You are a photo-journalist working for a major newspaper, and you're caught in the middle of this epic disaster. The situation is nearly hopeless.

You're trying to shoot career-making photos. There are houses and people swirling around you, some disappearing into the water.
Nature is unleashing all of its destructive fury.


Suddenly, you see a man in the water. He is fighting for his life, trying not to be taken down with the debris. You move closer... Somehow, the man looks familiar... You suddenly realize who it is... It's Gordon Brown! You notice that the raging waters are about to take him under forever. You have two options:

You can save the life of Gordon Brown or you can shoot a dramatic Pulitzer Prize winning photo, documenting the death of one of the country's most powerful men!


Here's the question, and please give an honest answer...

Would you select high contrast colour film, or would you go with the classic simplicity
of black and white?

Q.   What is the difference between pink and purple ??

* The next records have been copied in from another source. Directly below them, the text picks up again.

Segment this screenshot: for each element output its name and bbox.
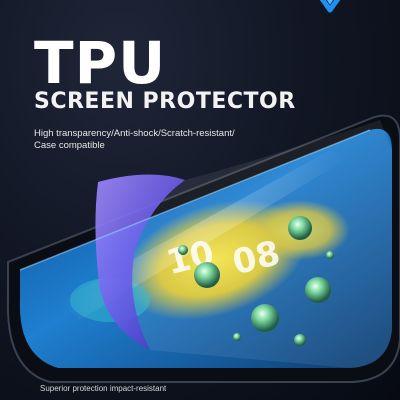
water-droplet — [194, 262, 220, 288]
water-droplet — [305, 277, 331, 303]
product-box: TPU SCREEN PROTECTOR High transparency/A… — [0, 0, 400, 400]
water-droplet — [233, 333, 241, 341]
water-droplet — [294, 334, 306, 346]
water-droplet — [251, 304, 279, 332]
water-droplet — [288, 216, 312, 240]
footer-tagline: Superior protection impact-resistant — [40, 384, 167, 393]
water-droplet — [178, 245, 188, 255]
water-droplet — [326, 251, 334, 259]
phone-illustration: 10 08 — [6, 114, 400, 383]
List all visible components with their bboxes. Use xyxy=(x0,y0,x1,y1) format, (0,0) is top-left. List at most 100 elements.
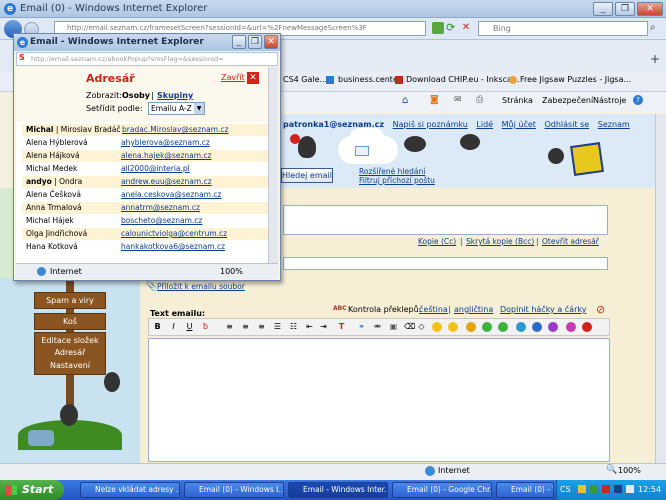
smiley-icon[interactable] xyxy=(448,322,458,332)
show-persons[interactable]: Osoby xyxy=(122,91,150,100)
bullet-list-icon[interactable]: ☷ xyxy=(288,321,299,332)
home-icon[interactable]: ⌂ xyxy=(402,95,408,106)
account-link[interactable]: Můj účet xyxy=(502,120,536,129)
smiley-icon[interactable] xyxy=(432,322,442,332)
security-menu[interactable]: Zabezpečení xyxy=(542,96,593,105)
stop-icon[interactable]: ✕ xyxy=(460,22,472,34)
open-addressbook-link[interactable]: Otevřít adresář xyxy=(542,237,599,246)
link-icon[interactable]: ⚭ xyxy=(356,321,367,332)
main-scrollbar[interactable] xyxy=(655,114,666,463)
clear-format-icon[interactable]: ⌫ xyxy=(404,321,415,332)
help-icon[interactable]: ? xyxy=(633,95,643,105)
to-field[interactable] xyxy=(283,205,608,235)
contact-row[interactable]: Alena Hájková alena.hajek@seznam.cz xyxy=(22,150,272,162)
smiley-icon[interactable] xyxy=(582,322,592,332)
note-link[interactable]: Napiš si poznámku xyxy=(393,120,468,129)
smiley-icon[interactable] xyxy=(548,322,558,332)
contact-row[interactable]: Olga Jindřichová calounictviolga@centrum.… xyxy=(22,228,272,240)
italic-icon[interactable]: I xyxy=(168,321,179,332)
contact-row[interactable]: Michal | Miroslav Bradáč bradac.Miroslav@… xyxy=(22,124,272,136)
favorite-link[interactable]: CS4 Gale... xyxy=(283,75,327,84)
contact-email[interactable]: all2000@interia.pl xyxy=(121,163,190,175)
contact-email[interactable]: annatrm@seznam.cz xyxy=(121,202,200,214)
contact-email[interactable]: calounictviolga@centrum.cz xyxy=(121,228,227,240)
tray-icon[interactable] xyxy=(614,485,622,493)
taskbar-item[interactable]: Email (0) - Google Chr... xyxy=(392,482,492,498)
attach-file-link[interactable]: Přiložit k emailu soubor xyxy=(157,282,245,291)
start-button[interactable]: Start xyxy=(0,480,64,500)
spellcheck-czech[interactable]: čeština xyxy=(419,305,448,314)
contact-row[interactable]: Alena Češková anela.ceskova@seznam.cz xyxy=(22,189,272,201)
popup-close-button[interactable]: ✕ xyxy=(264,35,278,49)
contact-row[interactable]: andyo | Ondra andrew.euu@seznam.cz xyxy=(22,176,272,188)
minimize-button[interactable]: _ xyxy=(593,2,613,16)
tools-menu[interactable]: Nástroje xyxy=(593,96,626,105)
underline-icon[interactable]: U xyxy=(184,321,195,332)
people-link[interactable]: Lidé xyxy=(476,120,493,129)
taskbar-item[interactable]: Email (0) - Windows I... xyxy=(496,482,554,498)
compat-icon[interactable] xyxy=(432,22,444,34)
contact-email[interactable]: ahyblerova@seznam.cz xyxy=(121,137,210,149)
close-button[interactable]: ✕ xyxy=(637,2,663,16)
unlink-icon[interactable]: ⚮ xyxy=(372,321,383,332)
favorite-link[interactable]: business.center xyxy=(338,75,401,84)
mail-icon[interactable]: ✉ xyxy=(454,95,462,105)
volume-icon[interactable] xyxy=(626,485,634,493)
taskbar-item[interactable]: Nelze vkládat adresy ... xyxy=(80,482,180,498)
strike-icon[interactable]: ƀ xyxy=(200,321,211,332)
align-center-icon[interactable]: ≡ xyxy=(240,321,251,332)
smiley-icon[interactable] xyxy=(516,322,526,332)
cc-link[interactable]: Kopie (Cc) xyxy=(418,237,456,246)
search-box[interactable]: Bing xyxy=(478,21,648,36)
contact-email[interactable]: alena.hajek@seznam.cz xyxy=(121,150,211,162)
refresh-icon[interactable]: ⟳ xyxy=(446,22,458,34)
filter-mail-link[interactable]: Filtruj příchozí poštu xyxy=(359,176,435,185)
align-right-icon[interactable]: ≡ xyxy=(256,321,267,332)
html-source-icon[interactable]: ◇ xyxy=(416,321,427,332)
advanced-search-link[interactable]: Rozšířené hledání xyxy=(359,167,425,176)
popup-zoom-level[interactable]: 100% xyxy=(220,267,243,276)
popup-scrollbar[interactable] xyxy=(268,67,278,263)
new-tab-icon[interactable]: + xyxy=(650,52,660,66)
maximize-button[interactable]: ❐ xyxy=(615,2,635,16)
feeds-icon[interactable]: ◙ xyxy=(430,95,439,105)
subject-field[interactable] xyxy=(283,257,608,270)
image-icon[interactable]: ▣ xyxy=(388,321,399,332)
sidebar-item-trash[interactable]: Koš xyxy=(34,313,106,330)
page-menu[interactable]: Stránka xyxy=(502,96,533,105)
smiley-icon[interactable] xyxy=(482,322,492,332)
favorite-link[interactable]: Free Jigsaw Puzzles - Jigsa... xyxy=(520,75,631,84)
bold-icon[interactable]: B xyxy=(152,321,163,332)
smiley-icon[interactable] xyxy=(498,322,508,332)
outdent-icon[interactable]: ⇤ xyxy=(304,321,315,332)
contact-row[interactable]: Hana Kotková hankakotkova6@seznam.cz xyxy=(22,241,272,253)
favorite-link[interactable]: Download CHIP.eu - Inksca... xyxy=(406,75,520,84)
tray-icon[interactable] xyxy=(590,485,598,493)
contact-row[interactable]: Michal Hájek boscheto@seznam.cz xyxy=(22,215,272,227)
contact-email[interactable]: hankakotkova6@seznam.cz xyxy=(121,241,225,253)
taskbar-item-active[interactable]: Email - Windows Inter... xyxy=(288,482,388,498)
contact-row[interactable]: Alena Hýblerová ahyblerova@seznam.cz xyxy=(22,137,272,149)
add-diacritics-link[interactable]: Doplnit háčky a čárky xyxy=(500,305,586,314)
smiley-icon[interactable] xyxy=(566,322,576,332)
font-color-icon[interactable]: T xyxy=(336,321,347,332)
search-email-button[interactable]: Hledej email xyxy=(281,168,333,183)
align-left-icon[interactable]: ≡ xyxy=(224,321,235,332)
taskbar-item[interactable]: Email (0) - Windows I... xyxy=(184,482,284,498)
tray-icon[interactable] xyxy=(578,485,586,493)
sidebar-item-spam[interactable]: Spam a viry xyxy=(34,292,106,309)
smiley-icon[interactable] xyxy=(532,322,542,332)
numbered-list-icon[interactable]: ☰ xyxy=(272,321,283,332)
search-icon[interactable]: ⌕ xyxy=(650,22,656,33)
contact-row[interactable]: Michal Medek all2000@interia.pl xyxy=(22,163,272,175)
smiley-icon[interactable] xyxy=(466,322,476,332)
indent-icon[interactable]: ⇥ xyxy=(318,321,329,332)
print-icon[interactable]: ⎙ xyxy=(476,95,483,105)
zoom-level[interactable]: 100% xyxy=(618,466,641,475)
contact-row[interactable]: Anna Trmalová annatrm@seznam.cz xyxy=(22,202,272,214)
seznam-link[interactable]: Seznam xyxy=(598,120,630,129)
contact-email[interactable]: anela.ceskova@seznam.cz xyxy=(121,189,221,201)
no-format-icon[interactable]: ⊘ xyxy=(596,303,605,316)
sidebar-item-settings[interactable]: Nastavení xyxy=(34,358,106,375)
close-icon[interactable]: ✕ xyxy=(247,72,259,84)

A.   The tightness of your grip !!

A woman brings eight-year-old Johnny home and tells his mother that he was caught playing doctors and nurses with Mary,
her eight-year-old daughter.

Johnny's mother says, "Let's not be too harsh on them.... they are bound to be curious about sex at that age."

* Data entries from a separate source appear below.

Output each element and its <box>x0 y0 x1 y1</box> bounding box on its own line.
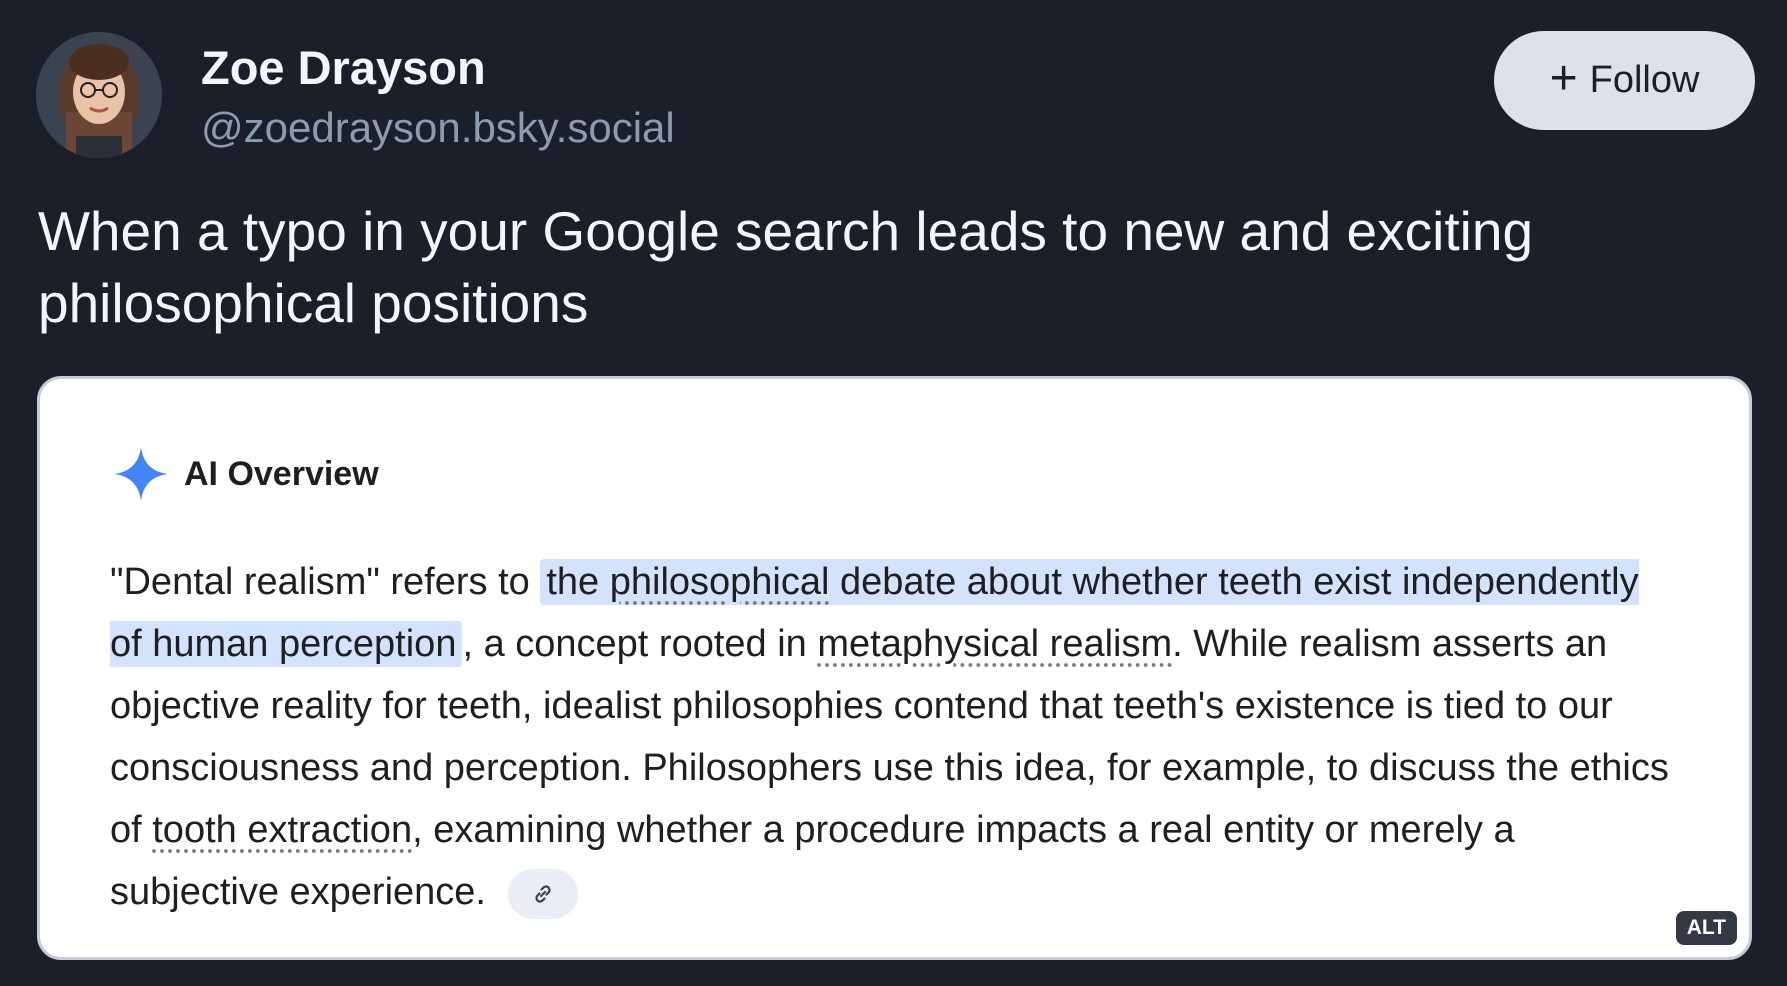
tooth-extraction-link[interactable]: tooth extraction <box>152 809 412 851</box>
follow-button[interactable]: + Follow <box>1494 31 1755 130</box>
embedded-image[interactable]: AI Overview "Dental realism" refers to t… <box>37 376 1752 960</box>
highlighted-text: the <box>546 561 610 603</box>
avatar[interactable] <box>36 32 162 158</box>
philosophical-link[interactable]: philosophical <box>610 561 830 603</box>
overview-text-segment: "Dental realism" refers to <box>110 561 541 603</box>
source-link-chip[interactable] <box>508 868 578 919</box>
link-icon <box>535 885 551 903</box>
ai-overview-header: AI Overview <box>112 445 379 503</box>
alt-text-badge[interactable]: ALT <box>1675 911 1737 945</box>
author-display-name[interactable]: Zoe Drayson <box>201 38 486 98</box>
metaphysical-realism-link[interactable]: metaphysical realism <box>817 623 1172 665</box>
plus-icon: + <box>1549 51 1578 105</box>
overview-text-segment: , a concept rooted in <box>462 623 818 665</box>
follow-button-label: Follow <box>1589 59 1700 101</box>
avatar-photo-icon <box>36 32 162 158</box>
sparkle-icon <box>114 447 168 501</box>
post-text: When a typo in your Google search leads … <box>38 200 1534 334</box>
ai-overview-title: AI Overview <box>184 454 379 493</box>
author-handle[interactable]: @zoedrayson.bsky.social <box>201 100 675 156</box>
ai-overview-text: "Dental realism" refers to the philosoph… <box>110 551 1670 923</box>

"Curious about sex?" replies Mary's mother. "He's taken her f**king appendix out!"

We're integrating image macros into our Quotes of the Week page and would love some feedback from you. Don't hold back, we want an honest opinion on this and any other areas of the site or magazine you feel could do with improvement. The magazine just had an overhaul for the latest edition, so check that out too.

Thank you.
blackandblue wrote:
We're integrating image macros into our Quotes of the Week page and would love some feedback from you. Don't hold back, we want an honest opinion on this and any other areas of the site or magazine you feel could do with improvement. The magazine just had an overhaul for the latest edition, so check that out too.

Thank you.

Where's the punch line ?

blackandblue wrote: wrote:
We're integrating image macros into our Quotes of the Week page and would love some feedback from you. Don't hold back, we want an honest opinion on this and any other areas of the site or magazine you feel could do with improvement. The magazine just had an overhaul for the latest edition, so check that out too.

Thank you.

Where's the punch line ?

That's so old-fashioned.  

When I saw calcioitalia was the last poster I thought it was gonna be: "Blond long-haired Frenchman gets into a fight without running away,..."

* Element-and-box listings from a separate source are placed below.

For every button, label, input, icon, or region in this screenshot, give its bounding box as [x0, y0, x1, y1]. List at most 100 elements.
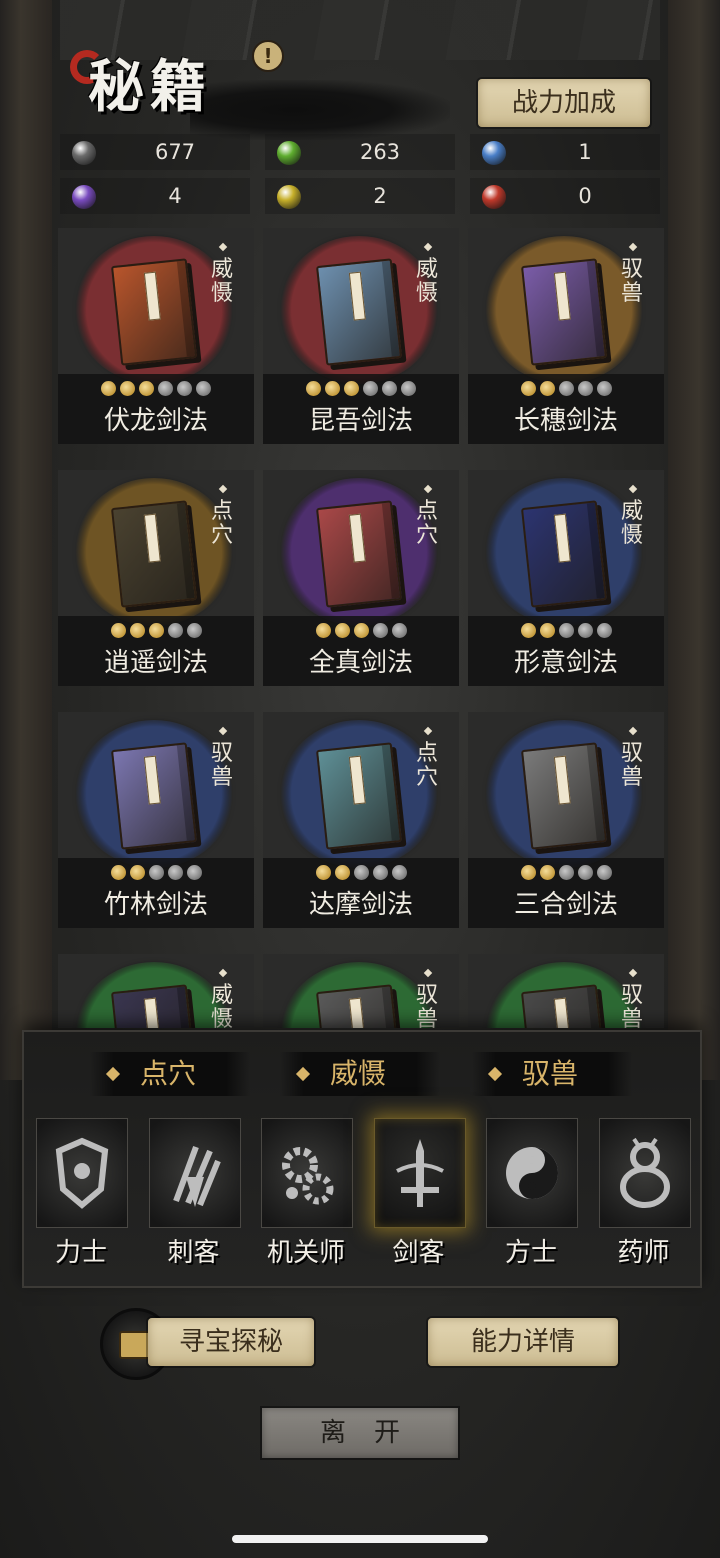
power-bonus-button[interactable]: 战力加成: [478, 79, 650, 127]
star-rating: [468, 862, 664, 882]
filter-tab[interactable]: 点穴: [90, 1052, 250, 1096]
filter-tab[interactable]: 威慑: [280, 1052, 440, 1096]
leave-button[interactable]: 离开: [262, 1408, 458, 1458]
gem-icon: [277, 185, 301, 209]
star-filled-icon: [520, 865, 536, 880]
book-card[interactable]: 威慑 昆吾剑法: [263, 228, 459, 444]
star-filled-icon: [129, 865, 145, 880]
star-empty-icon: [382, 381, 397, 396]
class-tab[interactable]: 剑客: [364, 1118, 468, 1278]
star-filled-icon: [334, 623, 350, 638]
book-type-label: 驭兽: [620, 257, 643, 306]
star-filled-icon: [353, 623, 369, 638]
class-icon-frame: [373, 1118, 466, 1228]
info-badge-icon[interactable]: !: [252, 40, 284, 72]
book-cover-icon: [520, 984, 608, 1028]
gourd-icon: [616, 1137, 674, 1209]
filter-tab[interactable]: 驭兽: [472, 1052, 632, 1096]
book-card[interactable]: 驭兽 长穗剑法: [468, 228, 664, 444]
star-filled-icon: [520, 381, 536, 396]
book-cover-icon: [110, 984, 198, 1028]
star-empty-icon: [558, 865, 574, 880]
treasure-hunt-button[interactable]: 寻宝探秘: [148, 1318, 314, 1366]
book-card[interactable]: 点穴 全真剑法: [263, 470, 459, 686]
star-filled-icon: [520, 623, 536, 638]
book-title-strip: [553, 513, 571, 563]
book-card[interactable]: 点穴 达摩剑法: [263, 712, 459, 928]
home-indicator[interactable]: [232, 1535, 488, 1543]
star-empty-icon: [363, 381, 378, 396]
class-tab[interactable]: 方士: [476, 1118, 580, 1278]
diamond-icon: [295, 1066, 311, 1082]
book-cover-icon: [110, 258, 198, 366]
book-name: 伏龙剑法: [103, 406, 208, 436]
book-cover-icon: [315, 984, 403, 1028]
gem-icon: [482, 185, 506, 209]
title-area: 秘籍 !: [70, 40, 450, 140]
book-card[interactable]: 点穴 逍遥剑法: [58, 470, 254, 686]
gears-icon: [278, 1137, 336, 1209]
class-tab[interactable]: 刺客: [139, 1118, 243, 1278]
page-title: 秘籍: [88, 54, 212, 120]
book-name: 昆吾剑法: [308, 406, 413, 436]
class-icon-frame: [486, 1118, 578, 1228]
star-empty-icon: [391, 623, 407, 638]
book-card[interactable]: 驭兽 三合剑法: [468, 712, 664, 928]
book-card[interactable]: 威慑 伏龙剑法: [58, 228, 254, 444]
book-title-strip: [348, 755, 366, 805]
wood-frame-right: [668, 0, 720, 1080]
star-empty-icon: [186, 865, 202, 880]
book-title-strip: [348, 271, 366, 321]
book-title-strip: [143, 997, 161, 1028]
star-empty-icon: [177, 381, 192, 396]
star-filled-icon: [539, 865, 555, 880]
gem-icon: [72, 141, 96, 165]
star-empty-icon: [158, 381, 173, 396]
star-filled-icon: [110, 623, 126, 638]
star-rating: [58, 862, 254, 882]
star-filled-icon: [120, 381, 135, 396]
resource-item: 677: [60, 134, 250, 170]
star-empty-icon: [372, 623, 388, 638]
gem-icon: [72, 185, 96, 209]
book-card[interactable]: 驭兽: [468, 954, 664, 1028]
book-type-label: 威慑: [210, 983, 233, 1029]
book-name: 全真剑法: [308, 648, 413, 678]
class-label: 力士: [54, 1238, 107, 1268]
book-cover-icon: [520, 258, 608, 366]
book-title-strip: [348, 513, 366, 563]
class-tab[interactable]: 药师: [589, 1118, 693, 1278]
star-empty-icon: [577, 381, 593, 396]
class-tab[interactable]: 力士: [26, 1118, 130, 1278]
book-cover-icon: [315, 500, 403, 608]
resource-value: 677: [154, 140, 196, 164]
star-rating: [263, 620, 459, 640]
book-cover-icon: [315, 258, 403, 366]
ability-details-button[interactable]: 能力详情: [428, 1318, 618, 1366]
star-filled-icon: [334, 865, 350, 880]
book-card[interactable]: 驭兽 竹林剑法: [58, 712, 254, 928]
star-filled-icon: [539, 623, 555, 638]
star-empty-icon: [196, 381, 211, 396]
star-empty-icon: [148, 865, 164, 880]
book-grid: 威慑 伏龙剑法 威慑 昆吾剑法 驭兽 长穗剑法 点穴 逍遥剑法 点穴 全真剑法 威慑 形意剑法 驭兽 竹林…: [58, 228, 664, 1028]
book-title-strip: [553, 755, 571, 805]
class-row: 力士 刺客 机关师 剑客 方士 药师: [24, 1118, 700, 1278]
book-name: 竹林剑法: [103, 890, 208, 920]
claw-icon: [166, 1137, 224, 1209]
star-empty-icon: [372, 865, 388, 880]
resource-item: 2: [265, 178, 455, 214]
book-card[interactable]: 威慑 形意剑法: [468, 470, 664, 686]
book-cover-icon: [110, 500, 198, 608]
sword-icon: [391, 1137, 449, 1209]
star-filled-icon: [325, 381, 340, 396]
book-title-strip: [348, 997, 366, 1028]
book-name: 达摩剑法: [308, 890, 413, 920]
resource-item: 4: [60, 178, 250, 214]
class-tab[interactable]: 机关师: [251, 1118, 355, 1278]
book-card[interactable]: 威慑: [58, 954, 254, 1028]
star-empty-icon: [186, 623, 202, 638]
gem-icon: [277, 141, 301, 165]
book-card[interactable]: 驭兽: [263, 954, 459, 1028]
resource-value: 1: [578, 140, 592, 164]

Then I saw the Mexes story.
blackandblue wrote:
blackandblue wrote: wrote:
We're integrating image macros into our Quotes of the Week page and would love some feedback from you. Don't hold back, we want an honest opinion on this and any other areas of the site or magazine you feel could do with improvement. The magazine just had an overhaul for the latest edition, so check that out too.

Thank you.

Where's the punch line ?

That's so old-fashioned.  

No, seriously, where's the punch line? If you want to start a topic start your own, don't piggy back on someone else's. That's so lazy .

More to the point, the request is going to get lost in this thread after a short while.

I'd have thought that making this into an announcement would've been a better bet.